If you have ever asked yourself whether a computer can be creative, we have just gotten closer to the answer.
While software has long been able to generate artistic work like text, scripts and images, a new piece of software called OpenAI GLIDE AI has recently been released which blows these out of the water.
See the video here to understand how it works:
As you can see in the video, the software is able to take any text command you give it, and either produce an image with that, or even edit existing images with your words.
Most impressively, you can specify the style that the image should be in. So the software can produce an image which looks like:
- a photo
- Van Gogh
- Video Game Pixel Art
- stained glass
- a child’s crayon drawing
In all of these examples, the text below the image was the only input given to the AI, and it produced the image by itself.

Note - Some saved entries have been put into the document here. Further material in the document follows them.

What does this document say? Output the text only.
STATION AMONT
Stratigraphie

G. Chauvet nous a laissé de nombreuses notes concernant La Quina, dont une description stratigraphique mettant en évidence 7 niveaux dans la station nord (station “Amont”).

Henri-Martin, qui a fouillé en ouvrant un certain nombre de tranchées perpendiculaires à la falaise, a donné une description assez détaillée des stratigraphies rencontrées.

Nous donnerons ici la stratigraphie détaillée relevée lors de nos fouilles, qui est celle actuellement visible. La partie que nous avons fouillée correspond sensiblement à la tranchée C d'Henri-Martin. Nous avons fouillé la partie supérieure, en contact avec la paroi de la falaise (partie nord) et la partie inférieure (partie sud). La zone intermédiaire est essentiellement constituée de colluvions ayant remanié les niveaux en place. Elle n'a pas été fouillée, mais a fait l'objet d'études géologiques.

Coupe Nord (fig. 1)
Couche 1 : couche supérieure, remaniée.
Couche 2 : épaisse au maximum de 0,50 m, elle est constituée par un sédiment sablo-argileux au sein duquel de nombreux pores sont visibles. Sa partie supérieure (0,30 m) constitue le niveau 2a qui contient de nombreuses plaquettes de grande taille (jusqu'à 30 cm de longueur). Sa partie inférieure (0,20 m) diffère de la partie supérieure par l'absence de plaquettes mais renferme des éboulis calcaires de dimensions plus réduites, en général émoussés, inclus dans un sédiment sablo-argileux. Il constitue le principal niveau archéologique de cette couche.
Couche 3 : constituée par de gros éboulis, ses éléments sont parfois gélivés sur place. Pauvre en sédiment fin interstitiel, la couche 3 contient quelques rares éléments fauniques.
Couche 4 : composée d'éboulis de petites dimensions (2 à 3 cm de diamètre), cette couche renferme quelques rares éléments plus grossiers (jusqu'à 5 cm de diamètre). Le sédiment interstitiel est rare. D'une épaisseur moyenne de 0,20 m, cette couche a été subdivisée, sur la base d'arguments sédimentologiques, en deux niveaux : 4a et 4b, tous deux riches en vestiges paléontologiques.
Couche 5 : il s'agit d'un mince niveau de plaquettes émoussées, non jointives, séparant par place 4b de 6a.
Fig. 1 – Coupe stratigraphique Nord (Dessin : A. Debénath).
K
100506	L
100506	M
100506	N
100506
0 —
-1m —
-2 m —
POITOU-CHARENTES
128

Researchers recently released the journal paper describing how they trained an AI model with 3.5 billion parameters so that it could understand natural language commands from people.
So not only can you simply type what you want to exist in the image, you can even use the system to edit existing images using text commands, and result in edited images that look like they came directly out of photoshop.
Using the system, you can highlight where in an image you want a change to take place, and write out what the change should be.
For example, look at the second example listed here. A human gave the command “a girl hugging a corgi on a pedestal”, and highlighted the existing dog. The software recognised that this was a dog but not a corgi, so produced an image of the corgi in the same style as the oil painting, but then also made sure the girl had their arm around the dog so that it was being “hugged”.
Because this system can generate images based on text input, it has the possibility to disrupt graphic design and art, since it can produce dozens or hundreds of possible images for a challenge very quickly, which would take a human designer or artist significant time for each image.
You can also easily imagine this system being combined with a system which automatically produces text, like GPT-3, to create entire visual stories with only minimal starting inputs from someone.
So as the work of producing images becomes more and more commoditised through virtually free, instantaneous AI algorithms, companies which previously based their business models on producing them, like advertising agencies and freelancers, may need to evolve and find new additional ways to add value. It is no longer just humans which can create this “creative” output.
The team is aware their model could make it easier for malicious players to produce convincing disinformation or deepfakes. To safeguard against such use cases, they have only released a smaller diffusion model and a noised CLIP model trained on filtered datasets. The code and weights for these models are available on the project’s GitHub.